Steiger was proposing a political rendezvous amongst friends – some Republicans, some Democrats, some in the wild, open range in between – who have largely avoided the subject for their more than 30-year history together.

In other circles, Steiger’s request may have seemed commonplace. At the National Cowboy Poetry Gathering, a weeklong festival of western poetry and song cherished by thousands for its cultivation of community, it was a perilous suggestion. More than a few performers, they say, have shot themselves in the foot proselytizing in Elko. Of the five poets Steiger initially invited to participate in his offsite roundtable, two respectfully declined.

The rodeo poet Paul Zarzyski, a diehard liberal from Great Falls, Montana, was one of them.

“These people are so locked in. I was going to run head-on in that room,” he later told me. “I didn’t need that here. Elko might be the one place I can come to and disconnect. When I go back, I’m going to be looking on Huffington Post in the morning.

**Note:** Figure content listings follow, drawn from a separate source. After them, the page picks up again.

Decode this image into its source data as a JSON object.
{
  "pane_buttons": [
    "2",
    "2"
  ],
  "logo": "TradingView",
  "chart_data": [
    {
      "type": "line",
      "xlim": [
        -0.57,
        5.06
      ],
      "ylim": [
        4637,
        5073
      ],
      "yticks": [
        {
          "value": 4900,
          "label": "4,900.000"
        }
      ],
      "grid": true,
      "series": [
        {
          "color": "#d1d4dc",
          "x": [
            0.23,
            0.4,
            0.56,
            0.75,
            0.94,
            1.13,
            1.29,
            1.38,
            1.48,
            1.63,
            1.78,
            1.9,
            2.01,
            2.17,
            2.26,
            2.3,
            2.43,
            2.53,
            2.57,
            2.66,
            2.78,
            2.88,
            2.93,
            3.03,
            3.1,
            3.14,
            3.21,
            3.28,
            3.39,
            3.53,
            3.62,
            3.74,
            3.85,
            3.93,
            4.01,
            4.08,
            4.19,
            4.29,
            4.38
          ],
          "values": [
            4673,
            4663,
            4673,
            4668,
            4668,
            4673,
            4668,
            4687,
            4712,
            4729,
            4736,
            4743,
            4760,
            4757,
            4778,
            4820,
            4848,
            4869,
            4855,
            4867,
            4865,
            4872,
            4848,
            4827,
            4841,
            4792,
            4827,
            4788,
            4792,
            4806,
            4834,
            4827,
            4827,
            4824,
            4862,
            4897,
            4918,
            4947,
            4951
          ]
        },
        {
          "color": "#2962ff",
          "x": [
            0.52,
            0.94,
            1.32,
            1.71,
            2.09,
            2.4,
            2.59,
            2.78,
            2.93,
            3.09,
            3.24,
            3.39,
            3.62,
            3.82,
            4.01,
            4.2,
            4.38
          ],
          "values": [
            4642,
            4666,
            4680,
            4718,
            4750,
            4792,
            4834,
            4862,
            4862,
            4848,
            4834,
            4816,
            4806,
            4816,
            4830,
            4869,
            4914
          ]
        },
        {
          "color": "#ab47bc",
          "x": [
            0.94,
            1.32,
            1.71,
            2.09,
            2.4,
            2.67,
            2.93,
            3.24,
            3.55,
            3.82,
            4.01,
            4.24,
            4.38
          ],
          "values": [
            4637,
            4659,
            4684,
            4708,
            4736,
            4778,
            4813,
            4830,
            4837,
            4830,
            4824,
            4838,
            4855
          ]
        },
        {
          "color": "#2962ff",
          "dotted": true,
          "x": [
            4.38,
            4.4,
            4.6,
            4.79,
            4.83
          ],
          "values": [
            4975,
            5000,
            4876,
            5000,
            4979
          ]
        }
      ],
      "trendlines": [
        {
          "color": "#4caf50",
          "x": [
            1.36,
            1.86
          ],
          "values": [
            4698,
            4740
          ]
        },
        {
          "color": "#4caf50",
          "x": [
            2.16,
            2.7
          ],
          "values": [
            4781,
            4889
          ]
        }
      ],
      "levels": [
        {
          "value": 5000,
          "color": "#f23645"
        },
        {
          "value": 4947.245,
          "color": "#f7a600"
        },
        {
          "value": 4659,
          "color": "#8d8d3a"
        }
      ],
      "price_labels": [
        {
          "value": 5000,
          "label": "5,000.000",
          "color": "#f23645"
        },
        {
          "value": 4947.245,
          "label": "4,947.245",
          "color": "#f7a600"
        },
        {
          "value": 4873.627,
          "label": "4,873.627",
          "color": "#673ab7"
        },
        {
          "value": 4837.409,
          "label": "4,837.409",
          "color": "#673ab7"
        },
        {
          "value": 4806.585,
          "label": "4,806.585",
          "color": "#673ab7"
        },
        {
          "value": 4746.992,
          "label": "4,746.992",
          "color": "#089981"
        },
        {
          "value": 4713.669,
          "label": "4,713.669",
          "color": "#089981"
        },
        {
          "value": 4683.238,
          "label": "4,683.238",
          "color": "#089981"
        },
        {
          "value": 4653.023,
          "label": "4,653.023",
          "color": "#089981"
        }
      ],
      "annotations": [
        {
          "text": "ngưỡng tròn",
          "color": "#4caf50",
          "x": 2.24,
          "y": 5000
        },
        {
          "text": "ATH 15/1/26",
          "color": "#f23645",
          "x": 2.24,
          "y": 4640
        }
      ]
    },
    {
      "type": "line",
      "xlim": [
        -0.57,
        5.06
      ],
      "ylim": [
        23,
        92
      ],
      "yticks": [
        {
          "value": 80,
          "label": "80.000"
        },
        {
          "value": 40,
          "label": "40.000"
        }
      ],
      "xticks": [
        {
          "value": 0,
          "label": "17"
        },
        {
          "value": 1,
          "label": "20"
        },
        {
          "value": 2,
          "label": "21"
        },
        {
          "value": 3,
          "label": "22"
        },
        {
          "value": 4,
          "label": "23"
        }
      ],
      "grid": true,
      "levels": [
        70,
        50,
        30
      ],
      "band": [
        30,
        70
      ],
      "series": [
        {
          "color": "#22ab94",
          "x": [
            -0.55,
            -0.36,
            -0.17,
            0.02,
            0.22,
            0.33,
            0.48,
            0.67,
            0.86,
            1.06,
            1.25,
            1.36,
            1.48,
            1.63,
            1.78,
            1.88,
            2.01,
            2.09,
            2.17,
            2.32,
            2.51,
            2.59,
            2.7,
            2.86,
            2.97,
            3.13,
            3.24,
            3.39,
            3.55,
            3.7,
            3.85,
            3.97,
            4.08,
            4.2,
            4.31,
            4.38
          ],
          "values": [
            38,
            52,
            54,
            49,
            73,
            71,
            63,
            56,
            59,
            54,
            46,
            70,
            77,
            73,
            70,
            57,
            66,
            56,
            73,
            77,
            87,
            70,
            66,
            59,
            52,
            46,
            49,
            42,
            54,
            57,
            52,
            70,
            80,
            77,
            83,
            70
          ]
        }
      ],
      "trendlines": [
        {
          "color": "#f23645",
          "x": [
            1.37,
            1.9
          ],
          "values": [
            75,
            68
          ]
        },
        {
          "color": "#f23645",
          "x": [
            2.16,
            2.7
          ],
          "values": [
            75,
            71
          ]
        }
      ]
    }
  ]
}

I’m going to be watching MSNBC. I’m going to be thrown right back in again and this is a little sanctuary for five or six days.”

The rest of them quietly gathered in the old Hotel West, the Basque steakhouse next door boisterous with tourists and townies, the blinking lights of Elko’s tiny brothel district visible from the back door. They sat around a large dining room table, discussing climate change and immigration, passing the “talking stick” back and forth and striving unsuccessfully – like newcomers to a board game – to follow the rigid guidelines of a Socratic dialogue: more questions, fewer opinions.